The rider was dressed for the road, in heavy oilskins, crash helmet, and goggles. He pulled an envelope from his satchel and handed it over, probably wondering why the woman with the cat’s butt for a mouth was glaring at him so fiercely.
Harry thanked him and then made his apologies, assuring the three women that Sergeant Major St. Clair would keep them entertained fo
r the rest of the evening. He moved around the bar and into the relative calm of the pub manager’s office. Closing the heavy oak door behind him cut the sound of the party down to a muted roar. He broke the seal on the envelope, which came from Downing Street.
The prime minister had ordered that he proceed to London with all dispatch.
THE SOLENT, SOUTHERN ENGLAND
As a child, Captain Karen Halabi had retreated from a deeply unpleasant family life by hiding herself in books, specifically by seeking refuge in the lore and mythology of English seafaring. From her preteen years, when her school friends were plastering their bedroom walls with garish posters of pop stars, she dreamed only of running away to sea and escaping the prison of her father’s house. Her obsession was a mystery to all.

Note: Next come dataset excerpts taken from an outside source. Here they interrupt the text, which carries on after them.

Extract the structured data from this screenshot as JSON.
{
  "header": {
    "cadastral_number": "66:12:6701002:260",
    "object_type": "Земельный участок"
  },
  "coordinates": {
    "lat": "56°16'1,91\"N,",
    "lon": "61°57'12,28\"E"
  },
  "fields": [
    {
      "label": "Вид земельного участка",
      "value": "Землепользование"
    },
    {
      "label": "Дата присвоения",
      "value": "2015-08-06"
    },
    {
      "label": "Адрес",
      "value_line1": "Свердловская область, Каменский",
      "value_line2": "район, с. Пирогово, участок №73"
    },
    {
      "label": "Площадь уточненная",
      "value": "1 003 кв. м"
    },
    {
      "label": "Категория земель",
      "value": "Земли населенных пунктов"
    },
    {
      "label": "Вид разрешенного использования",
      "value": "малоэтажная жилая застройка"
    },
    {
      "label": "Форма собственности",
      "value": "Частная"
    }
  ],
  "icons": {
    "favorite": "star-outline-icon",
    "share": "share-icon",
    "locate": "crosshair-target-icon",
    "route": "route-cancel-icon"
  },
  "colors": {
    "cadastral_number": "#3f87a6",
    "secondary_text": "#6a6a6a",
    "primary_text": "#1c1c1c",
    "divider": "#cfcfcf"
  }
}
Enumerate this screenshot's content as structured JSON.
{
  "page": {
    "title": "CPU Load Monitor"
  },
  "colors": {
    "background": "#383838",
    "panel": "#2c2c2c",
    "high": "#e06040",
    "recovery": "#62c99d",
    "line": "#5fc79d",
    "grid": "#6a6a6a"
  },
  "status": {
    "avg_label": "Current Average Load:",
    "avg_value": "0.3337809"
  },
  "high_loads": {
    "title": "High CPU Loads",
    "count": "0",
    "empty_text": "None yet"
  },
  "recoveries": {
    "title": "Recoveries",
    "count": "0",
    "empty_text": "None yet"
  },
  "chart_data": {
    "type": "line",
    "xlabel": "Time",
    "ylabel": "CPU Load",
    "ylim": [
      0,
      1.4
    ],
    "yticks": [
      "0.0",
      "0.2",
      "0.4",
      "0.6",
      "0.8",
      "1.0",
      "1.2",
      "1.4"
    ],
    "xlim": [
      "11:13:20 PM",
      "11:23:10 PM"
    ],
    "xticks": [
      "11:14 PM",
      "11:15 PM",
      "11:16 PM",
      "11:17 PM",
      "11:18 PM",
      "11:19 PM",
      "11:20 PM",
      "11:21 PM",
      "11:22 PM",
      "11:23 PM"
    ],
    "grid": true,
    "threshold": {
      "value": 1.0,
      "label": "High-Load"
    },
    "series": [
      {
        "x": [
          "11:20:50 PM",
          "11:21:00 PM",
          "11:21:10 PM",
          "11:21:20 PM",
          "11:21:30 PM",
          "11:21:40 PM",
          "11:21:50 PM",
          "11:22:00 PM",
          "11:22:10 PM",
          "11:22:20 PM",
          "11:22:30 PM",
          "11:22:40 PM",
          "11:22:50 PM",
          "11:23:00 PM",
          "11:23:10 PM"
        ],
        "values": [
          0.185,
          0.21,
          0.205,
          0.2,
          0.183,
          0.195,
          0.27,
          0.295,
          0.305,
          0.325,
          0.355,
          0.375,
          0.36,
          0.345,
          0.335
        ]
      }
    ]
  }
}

Not in its origin—because anybody who had endured the misfortune to deal with Khalil Halabi was soon possessed of the same desire to flee—but because Karen had no seafaring blood in her at all. Even on her English side, her late mother’s family ran back through an entirely unimpressive lineage of slum-dwelling lumpen proles. There was no reason why she should have been drawn to the sea, other than the obvious one: it was so much more pleasant than going home.
And it was still the place she chose as her home, she realized as the lighter carried her across the waters of the Solent, which separated the Isle of Wight from England, back to her ship and crew. Still the one constant in her painfully conflicted life.
The sea spray was cold and stinging on her coffee-colored skin as they motored into the chop. The sailors, ’temps, were used to her by now. They’d made the trip from Portsmouth to the Trident dozens of times, ferrying across crew and all manner of visitors. She had even organized a brief tour for them. After that, their initial reserve—which sometimes bordered on hostility—had gradually morphed into tolerance, if not outright acceptance.
She wondered if it would always be that way here. If she would forever be allowed to serve her function, grudgingly valued, but never appreciated for herself.